Organic sustainable clothing has been growing and more brands are turning towards greener alternatives. Sustainable initiatives have been taking place, but fast fashion has infiltrated a lot of the mainstream market and is having a massive negative impact.
Re-using and recycling old clothing speaks to the sensibilities of this generation. Thrift shopping and second-hand stores have been helpful in creating a unique culture. Teens these days want to support environmentalism and want to create unique styles that will, in turn, be used for their branding and social stories.
Movements like deadstock- an initiative for unsold clothes from previous seasons- are also gaining traction. Organizations like these will make people more aware of the impending problem we have at hand.
Younger generations are starting to question many things. The obsession with owning things is also becoming an outdated topic amongst them. The sharing economy is catching on along with the list of rental services that range from Rent the Runway and MyWardrobe to peer-to-peer apps that are helping consumers get clothes while monetizing their own wardrobes.
Remember to only buy items that are going to work for you all year round. Don’t spend an exorbitant amount on an entire summer wardrobe when you yourself reside in a cold and rainy London.
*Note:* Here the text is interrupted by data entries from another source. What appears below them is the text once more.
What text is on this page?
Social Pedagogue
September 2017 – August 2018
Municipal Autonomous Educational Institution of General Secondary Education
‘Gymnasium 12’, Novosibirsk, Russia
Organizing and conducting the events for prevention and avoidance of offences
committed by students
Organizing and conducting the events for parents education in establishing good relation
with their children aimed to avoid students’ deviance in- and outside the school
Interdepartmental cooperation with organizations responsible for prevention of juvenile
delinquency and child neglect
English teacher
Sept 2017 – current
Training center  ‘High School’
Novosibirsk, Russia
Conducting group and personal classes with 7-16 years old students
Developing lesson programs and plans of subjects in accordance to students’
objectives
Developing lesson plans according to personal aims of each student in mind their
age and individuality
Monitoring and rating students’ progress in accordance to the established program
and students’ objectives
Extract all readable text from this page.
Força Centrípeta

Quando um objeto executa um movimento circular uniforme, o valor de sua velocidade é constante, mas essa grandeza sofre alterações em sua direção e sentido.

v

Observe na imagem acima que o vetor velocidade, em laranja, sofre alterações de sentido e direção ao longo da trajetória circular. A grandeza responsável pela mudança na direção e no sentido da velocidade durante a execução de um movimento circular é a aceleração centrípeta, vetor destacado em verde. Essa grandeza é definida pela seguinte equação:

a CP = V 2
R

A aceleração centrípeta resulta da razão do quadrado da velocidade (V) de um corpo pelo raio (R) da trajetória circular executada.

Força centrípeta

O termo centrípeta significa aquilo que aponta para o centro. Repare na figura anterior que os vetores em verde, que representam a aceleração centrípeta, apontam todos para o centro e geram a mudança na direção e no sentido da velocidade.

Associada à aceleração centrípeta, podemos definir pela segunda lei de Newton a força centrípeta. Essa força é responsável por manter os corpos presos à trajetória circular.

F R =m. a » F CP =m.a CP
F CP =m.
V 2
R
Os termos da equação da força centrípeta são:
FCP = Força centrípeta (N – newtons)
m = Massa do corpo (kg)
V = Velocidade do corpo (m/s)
Instead, try and invest in statement pieces that you will be able to wear for more than one season. Jeans, classic dresses, coats, and t-shirts should make for an ideal sustainable fashion wardrobe.
It might sound like an obvious choice, but it is also very important. If you are buying better quality clothes, they will definitely last you longer. But this also goes for the rest of the clothing you have in your wardrobe. If you look after them properly, you will have to replace them less often. From looking after your cashmere to washing your denim inside out, you should go the extra mile to ensure your clothes last longer.
Once you go deeper and change what you splurge on, the whole game changed. Instead of giving it all for a dress for a wedding or just a pair of shoes that you will only wear once, spend your “investment” cash on things you would rather wear every day. Change the mindset that you should only be spending so much for “special occasions”. Consider that you will only be buying one pair of jeans per year, or one item this month.
Leading an environmentally conscious lifestyle might seem hard, but like everything else, it is not impossible. If each one of us takes small steps to be more thoughtful, we will be able to create change even in the smallest of ways. It is time to stop making excuses, and start implementing these small yet powerful changes in your life!